Target nasional literasi finansial mencapai 90 persen. “Kami ingin berkontribusi. Customer Dana sekarang 170 juta. Kami sih berharap bisa menjangkau seluruhnya. Tapi untuk saat ini target 90 persen sudah bagus banget,” kata Reancy. Untuk itu, Dana aktif melakukan edukasi di media sosial pula.
Literasi untuk kaum perempuan ini berkaitan dengan literasi finansial untuk UMKM. Berdasarkan data yang dilansir Kementerian Komunikasi dan Informasi, 3 Maret 2023, sebanyak 64,5 persen dari total pelaku usaha kecil mikro dan menengah (UMKM) di Indonesia adalah perempuan.

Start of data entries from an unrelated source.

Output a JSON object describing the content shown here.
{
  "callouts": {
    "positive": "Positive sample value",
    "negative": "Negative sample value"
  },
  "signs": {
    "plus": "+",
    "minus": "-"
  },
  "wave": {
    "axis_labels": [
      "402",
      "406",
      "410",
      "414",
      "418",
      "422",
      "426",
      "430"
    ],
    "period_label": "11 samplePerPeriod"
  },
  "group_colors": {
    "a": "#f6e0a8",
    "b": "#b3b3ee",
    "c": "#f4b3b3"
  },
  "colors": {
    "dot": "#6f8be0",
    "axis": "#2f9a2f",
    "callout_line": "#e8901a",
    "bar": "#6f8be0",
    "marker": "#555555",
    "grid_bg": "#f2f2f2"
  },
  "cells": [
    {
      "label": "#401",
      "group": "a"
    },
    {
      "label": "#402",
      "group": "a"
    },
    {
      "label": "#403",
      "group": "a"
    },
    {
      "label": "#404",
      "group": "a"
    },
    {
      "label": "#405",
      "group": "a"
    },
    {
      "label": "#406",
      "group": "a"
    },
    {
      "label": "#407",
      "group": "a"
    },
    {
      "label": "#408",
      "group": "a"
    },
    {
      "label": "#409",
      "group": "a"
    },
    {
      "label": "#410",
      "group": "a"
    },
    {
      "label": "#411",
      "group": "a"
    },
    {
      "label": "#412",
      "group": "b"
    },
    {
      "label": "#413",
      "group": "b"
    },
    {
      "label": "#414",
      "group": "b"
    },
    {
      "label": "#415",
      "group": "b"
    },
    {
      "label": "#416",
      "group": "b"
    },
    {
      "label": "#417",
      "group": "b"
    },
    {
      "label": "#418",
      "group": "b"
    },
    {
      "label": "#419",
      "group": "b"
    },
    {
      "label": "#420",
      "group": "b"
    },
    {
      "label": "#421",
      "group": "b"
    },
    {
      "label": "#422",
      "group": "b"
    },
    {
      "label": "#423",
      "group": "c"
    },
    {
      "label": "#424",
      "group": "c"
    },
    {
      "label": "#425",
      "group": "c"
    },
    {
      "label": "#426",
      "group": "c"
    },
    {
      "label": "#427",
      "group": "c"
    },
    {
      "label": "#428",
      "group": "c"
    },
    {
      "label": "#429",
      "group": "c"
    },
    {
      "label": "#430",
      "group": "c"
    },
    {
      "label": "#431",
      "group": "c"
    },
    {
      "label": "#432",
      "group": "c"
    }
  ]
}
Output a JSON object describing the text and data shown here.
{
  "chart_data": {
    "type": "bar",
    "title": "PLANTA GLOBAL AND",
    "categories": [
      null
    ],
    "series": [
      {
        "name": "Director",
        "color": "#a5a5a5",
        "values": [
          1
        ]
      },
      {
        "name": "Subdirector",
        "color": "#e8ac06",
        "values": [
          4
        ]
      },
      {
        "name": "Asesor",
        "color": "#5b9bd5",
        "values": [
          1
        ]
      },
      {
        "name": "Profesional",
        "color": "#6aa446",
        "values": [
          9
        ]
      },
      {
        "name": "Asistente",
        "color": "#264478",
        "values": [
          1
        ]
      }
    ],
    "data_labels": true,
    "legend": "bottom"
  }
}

“Kalau kita mencatatkan year-on-year, angka UMKM yang masuk ke on board aplikasi Dana kurang lebih 35 persen. Ini butuh kolaborasi lintas sektor juga, seperti sekadar memberikan pelatihan kepada mereka agar on board di ekosistem digital,” kata Reancy.
Jember memiliki potensi besar untuk ekosistem keuangan digital. Namun Dana masih melakukan penjajakan. “Kami masih ‘sowan’ dulu. Kami melihat potensi di sana,” kata Reancy.
Saat ini, sebagian pelaku usaha di Jember masih lebih suka menggunakan transaksi tunai. “Nah. ini artinya ada potensi besar di sana untuk kami masuk,” kata Reancy. [wir]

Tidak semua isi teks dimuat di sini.